What's Hot (and Overheated?) at ASCO 2018

Zosia Chustecka

May 21, 2018

The largest cancer meeting in the world is coming up soon, with 39,000 attendees descending on Chicago on June 1 for the annual meeting of the American Society of Clinical Oncology (ASCO).

"We use this as a forum for the best and brightest minds in oncology to learn about and discuss the important issues and ongoing controversies in cancer care," said ASCO President Bruce Johnson, MD, from the Dana-Farber Cancer Institute in Boston, Massachusetts.

Even though the meeting is still more than a week away, already most abstracts have been released online and are being highlighted by various vested interests. This includes companies promoting positive results with products in development, causing their stock price to rise, as well as academic cancer centers drawing attention to presentations by members of their faculty.

ASCO got the ball rolling early by highlighting six abstracts in a premeeting presscast, held on May 16, which have already garnered widespread media coverage.

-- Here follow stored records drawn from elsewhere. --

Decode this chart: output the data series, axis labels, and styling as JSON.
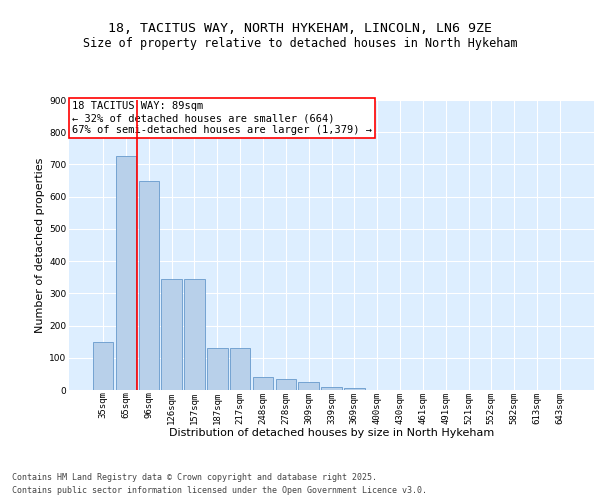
{
  "title_line1": "18, TACITUS WAY, NORTH HYKEHAM, LINCOLN, LN6 9ZE",
  "title_line2": "Size of property relative to detached houses in North Hykeham",
  "xlabel": "Distribution of detached houses by size in North Hykeham",
  "ylabel": "Number of detached properties",
  "categories": [
    "35sqm",
    "65sqm",
    "96sqm",
    "126sqm",
    "157sqm",
    "187sqm",
    "217sqm",
    "248sqm",
    "278sqm",
    "309sqm",
    "339sqm",
    "369sqm",
    "400sqm",
    "430sqm",
    "461sqm",
    "491sqm",
    "521sqm",
    "552sqm",
    "582sqm",
    "613sqm",
    "643sqm"
  ],
  "values": [
    150,
    725,
    650,
    345,
    345,
    130,
    130,
    40,
    35,
    25,
    10,
    7,
    0,
    0,
    0,
    0,
    0,
    0,
    0,
    0,
    0
  ],
  "bar_color": "#b8d0ea",
  "bar_edge_color": "#6699cc",
  "background_color": "#ddeeff",
  "grid_color": "#ffffff",
  "vline_x": 1.5,
  "vline_color": "red",
  "ylim": [
    0,
    900
  ],
  "yticks": [
    0,
    100,
    200,
    300,
    400,
    500,
    600,
    700,
    800,
    900
  ],
  "annotation_title": "18 TACITUS WAY: 89sqm",
  "annotation_line1": "← 32% of detached houses are smaller (664)",
  "annotation_line2": "67% of semi-detached houses are larger (1,379) →",
  "annotation_box_color": "red",
  "footer_line1": "Contains HM Land Registry data © Crown copyright and database right 2025.",
  "footer_line2": "Contains public sector information licensed under the Open Government Licence v3.0.",
  "title_fontsize": 9.5,
  "subtitle_fontsize": 8.5,
  "axis_label_fontsize": 8,
  "tick_fontsize": 6.5,
  "footer_fontsize": 6,
  "annotation_fontsize": 7.5
}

The organization will also hold embargoed press briefings for each day of the meeting and prepares detailed press releases for each abstract, which set out the context for the new research and also provide an outside comment. This is a very useful service for journalists preparing reports from the meeting, especially because complex science is often involved.  

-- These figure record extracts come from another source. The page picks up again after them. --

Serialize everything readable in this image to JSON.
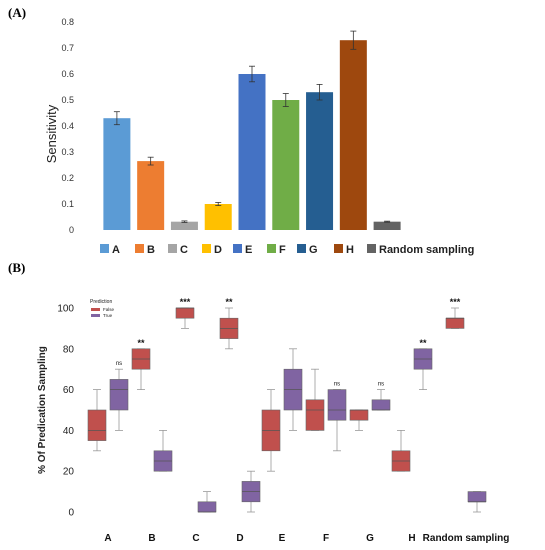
{
  "panels": {
    "a_label": "(A)",
    "b_label": "(B)"
  },
  "chart_data": [
    {
      "type": "bar",
      "ylabel": "Sensitivity",
      "ylim": [
        0,
        0.8
      ],
      "yticks": [
        "0",
        "0.1",
        "0.2",
        "0.3",
        "0.4",
        "0.5",
        "0.6",
        "0.7",
        "0.8"
      ],
      "grid": false,
      "legend_position": "bottom",
      "categories": [
        "A",
        "B",
        "C",
        "D",
        "E",
        "F",
        "G",
        "H",
        "Random sampling"
      ],
      "values": [
        0.43,
        0.265,
        0.032,
        0.1,
        0.6,
        0.5,
        0.53,
        0.73,
        0.032
      ],
      "errors": [
        0.025,
        0.015,
        0.003,
        0.006,
        0.03,
        0.025,
        0.03,
        0.035,
        0.002
      ],
      "colors": [
        "#5B9BD5",
        "#ED7D31",
        "#A5A5A5",
        "#FFC000",
        "#4472C4",
        "#70AD47",
        "#255E91",
        "#9E480E",
        "#636363"
      ]
    },
    {
      "type": "box",
      "ylabel": "% Of Predication Sampling",
      "ylim": [
        0,
        100
      ],
      "yticks": [
        "0",
        "20",
        "40",
        "60",
        "80",
        "100"
      ],
      "categories": [
        "A",
        "B",
        "C",
        "D",
        "E",
        "F",
        "G",
        "H",
        "Random sampling"
      ],
      "legend": {
        "title": "Prediction",
        "entries": [
          "False",
          "True"
        ],
        "position": "top-left"
      },
      "colors": {
        "False": "#C0504D",
        "True": "#8064A2"
      },
      "series": [
        {
          "name": "False",
          "boxes": [
            {
              "min": 30,
              "q1": 35,
              "median": 40,
              "q3": 50,
              "max": 60
            },
            {
              "min": 60,
              "q1": 70,
              "median": 75,
              "q3": 80,
              "max": 80
            },
            {
              "min": 90,
              "q1": 95,
              "median": 100,
              "q3": 100,
              "max": 100
            },
            {
              "min": 80,
              "q1": 85,
              "median": 90,
              "q3": 95,
              "max": 100
            },
            {
              "min": 20,
              "q1": 30,
              "median": 40,
              "q3": 50,
              "max": 60
            },
            {
              "min": 40,
              "q1": 40,
              "median": 50,
              "q3": 55,
              "max": 70
            },
            {
              "min": 40,
              "q1": 45,
              "median": 50,
              "q3": 50,
              "max": 50
            },
            {
              "min": 20,
              "q1": 20,
              "median": 25,
              "q3": 30,
              "max": 40
            },
            {
              "min": 90,
              "q1": 90,
              "median": 95,
              "q3": 95,
              "max": 100
            }
          ]
        },
        {
          "name": "True",
          "boxes": [
            {
              "min": 40,
              "q1": 50,
              "median": 60,
              "q3": 65,
              "max": 70
            },
            {
              "min": 20,
              "q1": 20,
              "median": 25,
              "q3": 30,
              "max": 40
            },
            {
              "min": 0,
              "q1": 0,
              "median": 0,
              "q3": 5,
              "max": 10
            },
            {
              "min": 0,
              "q1": 5,
              "median": 10,
              "q3": 15,
              "max": 20
            },
            {
              "min": 40,
              "q1": 50,
              "median": 60,
              "q3": 70,
              "max": 80
            },
            {
              "min": 30,
              "q1": 45,
              "median": 50,
              "q3": 60,
              "max": 60
            },
            {
              "min": 50,
              "q1": 50,
              "median": 50,
              "q3": 55,
              "max": 60
            },
            {
              "min": 60,
              "q1": 70,
              "median": 75,
              "q3": 80,
              "max": 80
            },
            {
              "min": 0,
              "q1": 5,
              "median": 5,
              "q3": 10,
              "max": 10
            }
          ]
        }
      ],
      "significance": [
        "ns",
        "**",
        "***",
        "**",
        "",
        "ns",
        "ns",
        "**",
        "***"
      ]
    }
  ]
}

But this practice has been criticized by HealthNewsReview.org , a media watchdog site that critically evaluates healthcare coverage.

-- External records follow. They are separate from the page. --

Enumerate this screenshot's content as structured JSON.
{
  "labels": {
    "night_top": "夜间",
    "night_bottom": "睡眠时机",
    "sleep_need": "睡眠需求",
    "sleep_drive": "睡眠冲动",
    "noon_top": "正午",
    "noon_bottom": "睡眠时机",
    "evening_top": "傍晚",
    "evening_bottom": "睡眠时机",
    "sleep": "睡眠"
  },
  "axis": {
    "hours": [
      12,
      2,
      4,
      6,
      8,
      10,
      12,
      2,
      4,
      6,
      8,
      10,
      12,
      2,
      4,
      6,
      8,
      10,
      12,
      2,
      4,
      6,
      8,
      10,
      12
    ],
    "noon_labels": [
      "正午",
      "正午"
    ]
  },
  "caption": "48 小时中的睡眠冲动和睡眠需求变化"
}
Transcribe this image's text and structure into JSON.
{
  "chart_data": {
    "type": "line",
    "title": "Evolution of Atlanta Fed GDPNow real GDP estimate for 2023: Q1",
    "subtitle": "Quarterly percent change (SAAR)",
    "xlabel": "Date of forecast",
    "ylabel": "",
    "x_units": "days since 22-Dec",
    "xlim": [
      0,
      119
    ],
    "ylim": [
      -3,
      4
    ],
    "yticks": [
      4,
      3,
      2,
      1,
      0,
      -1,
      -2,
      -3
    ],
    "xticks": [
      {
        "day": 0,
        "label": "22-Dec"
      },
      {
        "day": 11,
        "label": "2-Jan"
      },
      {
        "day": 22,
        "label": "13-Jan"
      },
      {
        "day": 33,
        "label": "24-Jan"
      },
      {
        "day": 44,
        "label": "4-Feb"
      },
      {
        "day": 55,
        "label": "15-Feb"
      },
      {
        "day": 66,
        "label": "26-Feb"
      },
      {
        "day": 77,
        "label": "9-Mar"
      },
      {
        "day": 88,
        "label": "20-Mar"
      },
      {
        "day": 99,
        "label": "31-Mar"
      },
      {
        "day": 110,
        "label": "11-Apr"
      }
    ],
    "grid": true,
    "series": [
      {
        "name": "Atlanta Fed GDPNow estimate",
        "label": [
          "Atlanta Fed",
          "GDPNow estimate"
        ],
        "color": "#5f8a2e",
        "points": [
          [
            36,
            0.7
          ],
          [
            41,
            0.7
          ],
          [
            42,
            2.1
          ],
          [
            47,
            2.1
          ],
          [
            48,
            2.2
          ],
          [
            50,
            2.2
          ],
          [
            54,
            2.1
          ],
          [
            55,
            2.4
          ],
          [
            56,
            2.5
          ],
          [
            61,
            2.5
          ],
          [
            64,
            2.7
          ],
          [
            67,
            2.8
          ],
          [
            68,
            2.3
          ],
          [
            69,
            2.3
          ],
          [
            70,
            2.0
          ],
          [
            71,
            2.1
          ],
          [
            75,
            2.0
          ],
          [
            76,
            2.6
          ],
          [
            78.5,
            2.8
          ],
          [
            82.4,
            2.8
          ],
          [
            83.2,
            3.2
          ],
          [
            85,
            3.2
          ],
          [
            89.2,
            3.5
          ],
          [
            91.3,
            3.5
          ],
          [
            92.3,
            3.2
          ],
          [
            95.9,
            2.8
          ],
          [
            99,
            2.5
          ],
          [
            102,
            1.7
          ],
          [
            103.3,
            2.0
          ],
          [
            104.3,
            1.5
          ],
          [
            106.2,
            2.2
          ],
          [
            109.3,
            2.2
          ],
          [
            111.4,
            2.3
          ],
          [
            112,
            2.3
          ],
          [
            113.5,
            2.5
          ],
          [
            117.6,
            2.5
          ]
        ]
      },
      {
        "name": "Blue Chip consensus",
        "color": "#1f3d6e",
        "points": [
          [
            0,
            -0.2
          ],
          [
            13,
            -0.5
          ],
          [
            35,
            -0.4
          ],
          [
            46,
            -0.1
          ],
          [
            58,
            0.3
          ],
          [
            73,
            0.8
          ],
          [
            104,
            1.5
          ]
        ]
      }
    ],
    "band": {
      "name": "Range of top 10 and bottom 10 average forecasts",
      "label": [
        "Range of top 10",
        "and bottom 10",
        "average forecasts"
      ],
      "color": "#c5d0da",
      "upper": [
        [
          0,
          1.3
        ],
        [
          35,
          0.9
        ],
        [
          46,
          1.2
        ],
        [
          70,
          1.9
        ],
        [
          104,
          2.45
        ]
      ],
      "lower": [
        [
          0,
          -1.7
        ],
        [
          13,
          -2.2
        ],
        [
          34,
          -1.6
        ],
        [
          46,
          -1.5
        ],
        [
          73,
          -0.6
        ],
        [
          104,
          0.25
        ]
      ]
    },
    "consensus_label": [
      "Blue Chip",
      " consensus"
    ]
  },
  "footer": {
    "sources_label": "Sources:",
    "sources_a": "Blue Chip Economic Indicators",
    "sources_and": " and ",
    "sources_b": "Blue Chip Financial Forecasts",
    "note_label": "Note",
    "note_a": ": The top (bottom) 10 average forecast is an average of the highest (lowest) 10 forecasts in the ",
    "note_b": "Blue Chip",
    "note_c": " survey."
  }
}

"Pre-reporting on preliminary, pre-published findings is worrisome," it argues in a report issued ahead of the presscast.

"Many medical meetings do this and I'll have to say I think ASCO does a fairly good job of this Herculean task," Len Lichtenfeld, MD, a deputy chief medical officer at the American Cancer Society, is quoted as saying in the report. "But there are problems with less savvy journalists writing articles based on abstracts that haven't even been presented yet.

"This is incomplete information that hasn't been vetted or peer-reviewed," he continued. "Not infrequently the stories based on these early, embargoed abstracts will be imbalanced."

HealthNewsReview.org also points out that many media outlets produce stories that heavily depend on the prepared press materials and take the same slant on the news. "Such is the power of ASCO — the world's largest organization of cancer doctors — to influence coverage by promoting particular abstracts and framing their importance in news releases," it comments.

One example is an abstract about lung cancer screening highlighted in the premeeting presscast and in an ASCO press release, about a nationwide survey that found only 1.9% of more than 7 million current and former heavy smokers were screened for lung cancer in 2016. 

But there is no mention of "legitimate reasons smokers might have to decline screening including substantial harms and a modest benefit," says  HealthNewsReview.org, and it maintains that  "ASCO pumps up a one-sided view of lung cancer screening."  

News and Views

Much of the news may already be released, but thoughtful views on the news will come from the meeting itself, where the most important presentations are discussed by experts in the field.

At the plenary session on June 3, which will showcase what are considered to be the most important new findings, these discussant presentations will be given equal weight to the new result presentations. It is the reports from these sessions from the meeting  — such as the ones that appear here on Medscape Medical News — that have both background and explanations from experts on the clinical implications of the new research.

This year at ASCO, the plenary session will cover the following:

  • TAILORx, a phase 3 trial of women with early-stage hormone receptor–positive breast cancer who have an intermediate score on OncoType DX: Do they need chemotherapy as well as endocrine therapy?

  • Maintenance low-dose chemotherapy in patients with high-risk rhabdomyosarcoma

  • CARMENA: Do patients with metastatic renal cell carcinoma need surgery (cytoreductive nephrectomy), or can they be treated with drug alone (sunitinib)?

  • KEYNOTE-042, a study of pembrolizumab vs platinum-based chemotherapy as first-line therapy for advanced/metastatic non-small cell lung cancer in patients who do not have high tumor expression of programmed cell death ligand 1.

The plenary session will also feature the "Science of Oncology Lecture" by award recipient Douglas R. Lowy, MD, from the National Institutes of Health, who will discuss the prevention of human papillomavirus–associated cancers by vaccination.

Plus, on every morning of the meeting, in the "Highlights of the Day" session, experts on each cancer type will review the news that was presented the previous day and place the new results into the context of what is already known, commenting on whether the new data have moved the field forward.  

In addition, sessions will feature discussions of thorny issues, such as the high costs of many new cancer therapies. For example, on June 3 there will be a debate on the "Value and Cost of Myeloma Therapy," with Vincent Rajkumar, MD, from the Mayo Clinic, Rochester, Minnesota, arguing that "we cannot afford it'' against his Mayo Clinic colleague, Rafael Fonseca, MD, who counters that "we can."  

As we do every year, Medscape Medical News will have a team of reporters at the meeting, bringing you the news and views on the news as it unfolds in Chicago.